Michael Evers se tendió sobre el colchón lleno de bultos, con todos los músculos del cuerpo doloridos por el cansancio. Había cabalgado duramente casi sin descansar, cambiando de caballo con frecuencia, intentando adelantarse a la tormenta que se estaba formando en el cielo hacia el sur de su ruta. Había llegado a Liverpool hacía menos de una hora. Exhausto, había buscado una posada, había comido un poco de estofado y luego se había derrumbado sobre la cama.

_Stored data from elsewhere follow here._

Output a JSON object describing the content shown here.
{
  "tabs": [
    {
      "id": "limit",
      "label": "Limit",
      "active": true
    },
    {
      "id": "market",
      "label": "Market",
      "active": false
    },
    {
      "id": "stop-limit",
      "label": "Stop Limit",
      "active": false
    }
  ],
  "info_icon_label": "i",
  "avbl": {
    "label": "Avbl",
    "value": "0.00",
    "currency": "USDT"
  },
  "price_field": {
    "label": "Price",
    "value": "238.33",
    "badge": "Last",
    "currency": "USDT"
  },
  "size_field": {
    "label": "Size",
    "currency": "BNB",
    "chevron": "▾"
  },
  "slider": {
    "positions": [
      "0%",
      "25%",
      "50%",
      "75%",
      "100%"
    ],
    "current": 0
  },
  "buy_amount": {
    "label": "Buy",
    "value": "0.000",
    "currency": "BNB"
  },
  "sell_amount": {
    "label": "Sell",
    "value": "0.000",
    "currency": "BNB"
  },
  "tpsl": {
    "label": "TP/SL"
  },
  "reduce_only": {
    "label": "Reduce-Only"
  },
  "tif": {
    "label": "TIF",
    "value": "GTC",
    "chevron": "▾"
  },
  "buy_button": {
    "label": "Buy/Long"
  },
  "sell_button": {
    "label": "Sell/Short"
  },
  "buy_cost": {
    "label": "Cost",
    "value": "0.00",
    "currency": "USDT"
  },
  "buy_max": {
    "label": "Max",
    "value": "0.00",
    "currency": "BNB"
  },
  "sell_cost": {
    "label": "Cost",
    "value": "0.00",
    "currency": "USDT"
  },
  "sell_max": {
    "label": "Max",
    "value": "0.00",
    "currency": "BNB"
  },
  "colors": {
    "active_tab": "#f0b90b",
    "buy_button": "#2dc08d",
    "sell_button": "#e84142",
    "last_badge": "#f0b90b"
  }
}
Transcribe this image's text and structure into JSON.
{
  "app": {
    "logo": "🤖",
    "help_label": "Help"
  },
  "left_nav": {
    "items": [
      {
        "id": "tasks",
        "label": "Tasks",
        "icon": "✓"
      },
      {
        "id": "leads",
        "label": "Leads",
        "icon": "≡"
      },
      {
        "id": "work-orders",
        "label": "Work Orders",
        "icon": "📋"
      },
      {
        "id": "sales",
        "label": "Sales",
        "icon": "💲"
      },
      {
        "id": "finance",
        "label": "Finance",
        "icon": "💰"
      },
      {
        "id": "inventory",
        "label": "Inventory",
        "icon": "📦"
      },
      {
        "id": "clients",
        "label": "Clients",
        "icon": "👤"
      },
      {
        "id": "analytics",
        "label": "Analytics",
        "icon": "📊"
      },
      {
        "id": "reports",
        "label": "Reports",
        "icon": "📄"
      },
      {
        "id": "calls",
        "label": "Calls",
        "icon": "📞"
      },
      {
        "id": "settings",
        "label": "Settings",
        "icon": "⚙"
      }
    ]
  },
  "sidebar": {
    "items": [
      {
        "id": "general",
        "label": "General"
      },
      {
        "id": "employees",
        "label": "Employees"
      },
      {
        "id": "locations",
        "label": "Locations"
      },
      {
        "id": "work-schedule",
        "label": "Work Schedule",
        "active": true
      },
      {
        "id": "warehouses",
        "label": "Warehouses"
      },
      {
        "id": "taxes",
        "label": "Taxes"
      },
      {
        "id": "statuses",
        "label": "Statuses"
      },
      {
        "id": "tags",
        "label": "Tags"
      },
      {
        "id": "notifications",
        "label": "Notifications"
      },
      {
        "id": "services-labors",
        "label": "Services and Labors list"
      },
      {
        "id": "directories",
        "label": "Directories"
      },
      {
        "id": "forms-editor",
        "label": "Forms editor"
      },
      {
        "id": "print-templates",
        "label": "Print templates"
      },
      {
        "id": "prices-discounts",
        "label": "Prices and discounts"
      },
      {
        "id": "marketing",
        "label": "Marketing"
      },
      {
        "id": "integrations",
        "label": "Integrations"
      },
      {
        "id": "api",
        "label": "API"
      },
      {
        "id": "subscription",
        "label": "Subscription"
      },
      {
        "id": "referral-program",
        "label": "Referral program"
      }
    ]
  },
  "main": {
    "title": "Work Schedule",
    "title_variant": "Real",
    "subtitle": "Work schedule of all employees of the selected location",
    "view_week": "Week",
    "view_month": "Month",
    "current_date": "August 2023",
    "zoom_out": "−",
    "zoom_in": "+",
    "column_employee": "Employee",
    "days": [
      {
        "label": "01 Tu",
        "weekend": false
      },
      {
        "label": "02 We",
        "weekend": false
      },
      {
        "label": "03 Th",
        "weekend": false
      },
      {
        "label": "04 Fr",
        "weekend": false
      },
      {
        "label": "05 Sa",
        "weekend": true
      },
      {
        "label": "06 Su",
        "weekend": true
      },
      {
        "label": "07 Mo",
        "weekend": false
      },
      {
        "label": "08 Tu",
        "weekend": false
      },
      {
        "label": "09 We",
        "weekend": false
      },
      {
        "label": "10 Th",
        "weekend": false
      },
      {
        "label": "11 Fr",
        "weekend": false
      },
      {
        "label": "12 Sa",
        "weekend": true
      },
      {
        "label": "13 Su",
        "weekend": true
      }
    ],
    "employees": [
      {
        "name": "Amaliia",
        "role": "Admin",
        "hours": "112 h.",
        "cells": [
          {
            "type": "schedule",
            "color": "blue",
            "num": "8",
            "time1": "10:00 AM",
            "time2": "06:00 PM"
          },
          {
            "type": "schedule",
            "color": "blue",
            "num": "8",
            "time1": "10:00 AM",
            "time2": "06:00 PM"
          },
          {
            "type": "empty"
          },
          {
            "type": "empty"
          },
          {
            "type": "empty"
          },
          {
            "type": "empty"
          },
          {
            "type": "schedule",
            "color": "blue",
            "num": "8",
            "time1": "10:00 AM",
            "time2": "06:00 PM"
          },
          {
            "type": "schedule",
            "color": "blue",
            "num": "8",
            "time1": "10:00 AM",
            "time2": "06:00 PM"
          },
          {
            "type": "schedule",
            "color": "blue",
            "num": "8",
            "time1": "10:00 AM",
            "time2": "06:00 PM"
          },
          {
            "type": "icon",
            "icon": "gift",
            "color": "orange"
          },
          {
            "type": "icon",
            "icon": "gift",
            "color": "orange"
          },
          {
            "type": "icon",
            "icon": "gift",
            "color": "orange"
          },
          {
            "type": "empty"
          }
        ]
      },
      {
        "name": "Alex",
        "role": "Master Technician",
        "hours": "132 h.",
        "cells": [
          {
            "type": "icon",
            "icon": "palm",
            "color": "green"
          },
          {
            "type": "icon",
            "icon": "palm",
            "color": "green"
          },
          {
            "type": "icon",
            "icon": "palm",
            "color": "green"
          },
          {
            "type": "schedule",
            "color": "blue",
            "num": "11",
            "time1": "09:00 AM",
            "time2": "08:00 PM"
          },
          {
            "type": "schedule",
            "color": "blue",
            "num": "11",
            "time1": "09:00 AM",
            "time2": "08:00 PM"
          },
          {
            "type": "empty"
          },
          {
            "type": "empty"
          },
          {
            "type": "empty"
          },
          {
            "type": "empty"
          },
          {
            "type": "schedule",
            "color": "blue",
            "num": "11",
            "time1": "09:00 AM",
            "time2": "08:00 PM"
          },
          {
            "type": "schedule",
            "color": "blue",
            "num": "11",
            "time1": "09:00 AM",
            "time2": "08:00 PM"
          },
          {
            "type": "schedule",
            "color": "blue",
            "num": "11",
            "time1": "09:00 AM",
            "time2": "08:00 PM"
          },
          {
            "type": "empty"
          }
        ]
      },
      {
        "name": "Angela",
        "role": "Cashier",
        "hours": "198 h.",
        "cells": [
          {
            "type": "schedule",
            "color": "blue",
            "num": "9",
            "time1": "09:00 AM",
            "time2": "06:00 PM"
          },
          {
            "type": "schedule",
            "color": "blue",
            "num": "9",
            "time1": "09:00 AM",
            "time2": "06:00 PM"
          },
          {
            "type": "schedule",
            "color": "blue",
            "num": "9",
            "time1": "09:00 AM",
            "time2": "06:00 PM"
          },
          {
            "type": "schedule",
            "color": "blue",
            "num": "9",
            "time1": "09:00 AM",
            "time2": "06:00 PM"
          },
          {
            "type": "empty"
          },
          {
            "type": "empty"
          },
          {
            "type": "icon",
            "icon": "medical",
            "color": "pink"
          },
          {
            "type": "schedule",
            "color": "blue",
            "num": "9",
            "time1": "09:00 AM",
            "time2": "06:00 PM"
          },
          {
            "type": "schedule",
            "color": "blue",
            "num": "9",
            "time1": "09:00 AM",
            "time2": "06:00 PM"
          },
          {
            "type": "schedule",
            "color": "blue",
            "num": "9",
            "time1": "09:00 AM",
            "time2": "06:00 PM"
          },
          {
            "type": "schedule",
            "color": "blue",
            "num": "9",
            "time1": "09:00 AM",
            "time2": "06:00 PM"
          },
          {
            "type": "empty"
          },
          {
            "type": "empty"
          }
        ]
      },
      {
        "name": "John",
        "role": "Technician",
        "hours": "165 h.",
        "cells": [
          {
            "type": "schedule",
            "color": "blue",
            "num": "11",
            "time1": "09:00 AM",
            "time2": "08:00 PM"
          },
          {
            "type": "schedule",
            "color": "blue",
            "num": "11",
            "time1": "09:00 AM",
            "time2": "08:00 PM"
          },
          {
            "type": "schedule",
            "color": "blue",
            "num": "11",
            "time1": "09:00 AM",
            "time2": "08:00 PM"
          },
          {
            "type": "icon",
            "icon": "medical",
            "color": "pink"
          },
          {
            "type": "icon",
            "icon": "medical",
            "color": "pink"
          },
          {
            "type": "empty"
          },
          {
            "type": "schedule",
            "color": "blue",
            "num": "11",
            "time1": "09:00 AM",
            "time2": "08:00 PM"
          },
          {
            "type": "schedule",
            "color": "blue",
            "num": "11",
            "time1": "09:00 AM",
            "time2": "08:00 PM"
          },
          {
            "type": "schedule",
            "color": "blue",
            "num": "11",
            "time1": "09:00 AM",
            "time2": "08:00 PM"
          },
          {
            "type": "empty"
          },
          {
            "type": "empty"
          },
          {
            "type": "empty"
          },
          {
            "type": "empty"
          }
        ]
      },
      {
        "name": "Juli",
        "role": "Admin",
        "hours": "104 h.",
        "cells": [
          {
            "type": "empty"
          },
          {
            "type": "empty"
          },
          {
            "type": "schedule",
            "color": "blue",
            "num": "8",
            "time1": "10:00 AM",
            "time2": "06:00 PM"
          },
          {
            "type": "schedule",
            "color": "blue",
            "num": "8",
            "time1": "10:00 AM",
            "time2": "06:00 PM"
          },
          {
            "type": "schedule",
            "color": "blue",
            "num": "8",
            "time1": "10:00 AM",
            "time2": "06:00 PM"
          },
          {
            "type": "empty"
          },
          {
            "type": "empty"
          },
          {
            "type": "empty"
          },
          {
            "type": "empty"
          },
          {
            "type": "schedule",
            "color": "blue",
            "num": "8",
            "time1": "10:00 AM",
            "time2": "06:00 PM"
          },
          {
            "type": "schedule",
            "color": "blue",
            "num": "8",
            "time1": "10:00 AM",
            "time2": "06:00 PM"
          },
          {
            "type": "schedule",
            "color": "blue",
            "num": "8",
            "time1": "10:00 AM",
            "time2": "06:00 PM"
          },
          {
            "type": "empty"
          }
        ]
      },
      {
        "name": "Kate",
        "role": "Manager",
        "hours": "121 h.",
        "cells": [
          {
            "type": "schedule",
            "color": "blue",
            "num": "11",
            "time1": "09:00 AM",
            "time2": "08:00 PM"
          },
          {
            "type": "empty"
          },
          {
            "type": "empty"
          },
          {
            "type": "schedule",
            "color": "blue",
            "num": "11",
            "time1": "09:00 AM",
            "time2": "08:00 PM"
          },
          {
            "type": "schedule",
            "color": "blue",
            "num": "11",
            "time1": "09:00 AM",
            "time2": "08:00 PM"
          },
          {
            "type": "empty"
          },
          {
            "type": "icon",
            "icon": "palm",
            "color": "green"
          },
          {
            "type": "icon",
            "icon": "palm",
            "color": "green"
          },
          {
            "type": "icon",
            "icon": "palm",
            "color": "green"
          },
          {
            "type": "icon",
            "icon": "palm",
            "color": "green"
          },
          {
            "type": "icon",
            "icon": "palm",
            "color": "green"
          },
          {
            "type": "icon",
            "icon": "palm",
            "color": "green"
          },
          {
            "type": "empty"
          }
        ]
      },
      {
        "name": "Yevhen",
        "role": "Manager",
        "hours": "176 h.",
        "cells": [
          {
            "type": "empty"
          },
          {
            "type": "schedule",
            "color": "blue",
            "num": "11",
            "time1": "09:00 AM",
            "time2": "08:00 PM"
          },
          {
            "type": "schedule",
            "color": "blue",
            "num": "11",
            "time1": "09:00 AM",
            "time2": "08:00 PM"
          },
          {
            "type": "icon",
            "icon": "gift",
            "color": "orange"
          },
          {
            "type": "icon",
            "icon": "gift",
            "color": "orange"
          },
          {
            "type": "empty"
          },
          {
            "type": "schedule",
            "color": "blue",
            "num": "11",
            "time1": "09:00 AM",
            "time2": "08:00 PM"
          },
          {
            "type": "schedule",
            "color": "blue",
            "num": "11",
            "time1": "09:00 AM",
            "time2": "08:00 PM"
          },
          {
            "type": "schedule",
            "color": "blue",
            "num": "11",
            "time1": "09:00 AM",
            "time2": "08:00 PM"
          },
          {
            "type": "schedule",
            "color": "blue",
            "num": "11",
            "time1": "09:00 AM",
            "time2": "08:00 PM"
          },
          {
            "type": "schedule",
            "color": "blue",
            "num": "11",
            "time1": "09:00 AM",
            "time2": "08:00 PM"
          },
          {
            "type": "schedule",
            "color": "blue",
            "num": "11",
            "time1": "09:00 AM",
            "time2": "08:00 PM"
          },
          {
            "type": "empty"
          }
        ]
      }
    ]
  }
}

Al día siguiente por la mañana cruzaría el mar de Irlanda hacia Dublín, un viaje que no le apetecía. Odiaba el agua. Odiaba todo lo que tenía que ver con ella. Navegar, pescar, todo eso. Era muy probable que su desagrado surgiera de su incapacidad para nadar. Siempre que se aventuraba cerca del agua, una capa de sudor le cubría todo el cuerpo. Claro que ese temor era algo que nadie conocía. «Nunca hay que mostrar debilidad», era su lema. Y en el tipo de trabajo al que se dedicaba y dadas las compañías que frecuentaba, no se podía permitir que nadie lo supiera. Prefería cabalgar sobre un maldito caballo durante todo el día que pasar cinco minutos en un puñetero barco. Sí, que le dieran la sólida piel de un caballo bajo su trasero y no unas planchas de madera a merced de las impredecibles mareas y las olas, que ondeaban y rompían de un modo que hacía que se le revolviera el estómago.

La verdad era que podía haber conseguido pasaje para la barcaza de ganado que zarpaba a medianoche. Pero, demonios, no podía enfeenrarse a la idea de cruzar toda esa agua a oscuras. Lo mejor era pasar la noche allí, descansar y cruzar a la luz del día, cuando pudiera ver qué pasaba. Ver donde estaban las barandillas de la borda, para no caerse accidentalmente desde el maldito puente.

Además, durante años la señora Brown había estado en posesión de la nota que en ese momento estaba oculta en su chaleco. ¿Qué podían importar unas cuantas horas más?

18

Exactamente treinta minutos después de medianoche, Robert entró sigilosamente en el dormitorio de Allie y cerró la puerta con llave. Se hallaba junto a la chimenea, rodeada de un halo de luz dorada que la hacía parecer etérea. Excepto por los ojos. Éstos se veían maliciosamente despiertos y cargados de deseo.

Robert sintió un nudo en la garganta. Le parecía que había esperado una eternidad para encontrarla, que la había buscado por todas partes. Y ahí estaba. Esperándolo. Por fin. Cuando sus miradas se encontraron, Robert atravesó la sala, sus pies descalzos se hundieron en la mullida alfombra. Iba cubierto sólo por su bata azul marino, anudado a la cintura, y a cada paso la tela de seda rozaba dolorosamente su recalentada piel. Se detuvo ante ella, con el corazón saltándole dentro del pecho como si hubiera corrido diez kilómetros.